| In general I love what RDBMS and postgresql in particular can bring to you, but this is one corner of them that I hate: Planners are too smart for their own good. This is a standard story: A query ran for a long time without issue, and then, one day, some minor shift in your statistics happens, and now you have a major performance issue in your hands, without any real change on prod. No non-productive environment can help you: They don't have the same data or they do have the same data but the statistic sampling was slightly different. If it happens, you have to find an incantation that makes the planner comprehend what's going wrong. Postgresql has things like the statistic object and in this case the statistic column property, but finding the right incantation can be black magic, and adding indexes/statistics/... can take hours so trial and error is slow. Dumber databases have an edge here: Their performance is probably lower, but it is predictable. Some RDBMS have mitigations, e.g. Oracle's optimizer plan stability allows you to make the plan unchangeable. It's a 2-sided knife of course: It won't get better if the data has a chance for it, but it won't get worse either. |
> No non-productive environment can help you: They don't have the same data or they do have the same data but the statistic sampling was slightly different.
GoCardless still has a massive Postgres database (10TB or there-abouts) and only managed to scale it by investing heavily in tooling that helps developers work with it safely.

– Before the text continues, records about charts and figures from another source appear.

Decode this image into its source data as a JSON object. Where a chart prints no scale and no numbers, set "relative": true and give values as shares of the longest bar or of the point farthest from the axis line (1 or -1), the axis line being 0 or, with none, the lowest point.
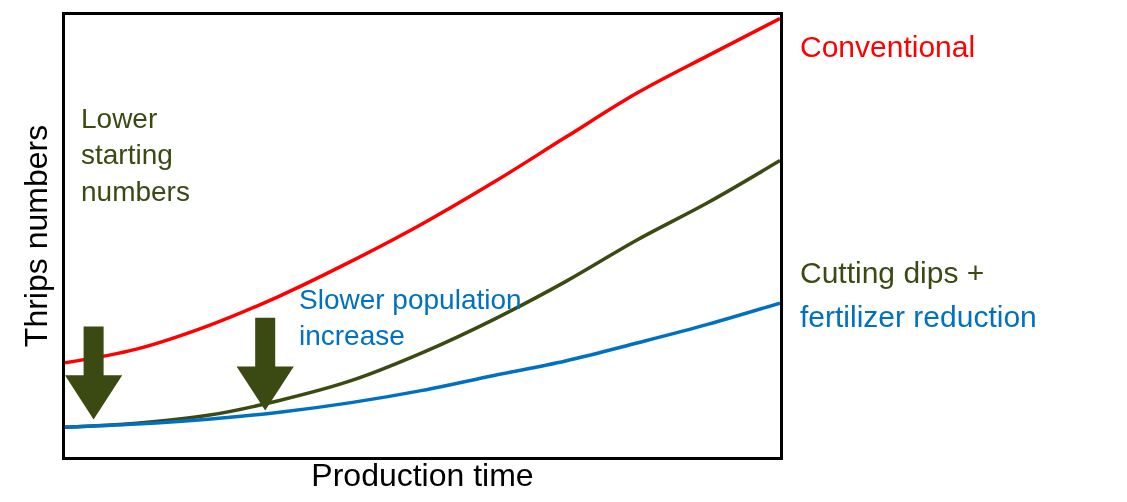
{
  "chart_data": {
    "type": "line",
    "relative": true,
    "xlabel": "Production time",
    "ylabel": "Thrips numbers",
    "categories": [
      null,
      null,
      null,
      null,
      null,
      null,
      null,
      null,
      null,
      null,
      null
    ],
    "series": [
      {
        "name": "Conventional",
        "color": "#ff0000",
        "values": [
          0.215,
          0.246,
          0.299,
          0.367,
          0.446,
          0.532,
          0.627,
          0.729,
          0.83,
          0.916,
          1.0
        ]
      },
      {
        "name": "Cutting dips +",
        "color": "#3a4a12",
        "values": [
          0.068,
          0.077,
          0.095,
          0.129,
          0.174,
          0.238,
          0.314,
          0.4,
          0.495,
          0.581,
          0.676
        ]
      },
      {
        "name": "fertilizer reduction",
        "color": "#0070c0",
        "values": [
          0.068,
          0.075,
          0.086,
          0.102,
          0.124,
          0.152,
          0.186,
          0.219,
          0.26,
          0.303,
          0.351
        ]
      }
    ],
    "annotations": [
      "Lower starting numbers",
      "Slower population increase"
    ],
    "legend": false,
    "marker": "none",
    "line_style": "solid"
  }
}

One example is https://github.com/gocardless/draupnir, a tool to create instances of production datasets very quickly (just `eval $(draupnir new); psql` and you have a mini production in ~3s) so you could try things like adding indexes, tweaking the plan settings (`set enable_seq_scan='off'`) and reshaping the data to see how your planner behaved.
I think it's very doable, though the planner still has blindspots. I had a side project to add linear correlation statistics to the planner that I abandoned when I stopped working with big Postgres databases, but that's an example of statistics that Postgres just doesn't track but lead to these pathological edge cases.
I'd rather have the clever planner than not, though. I've a healthy appreciation for the heavy lifting Postgres can do for you.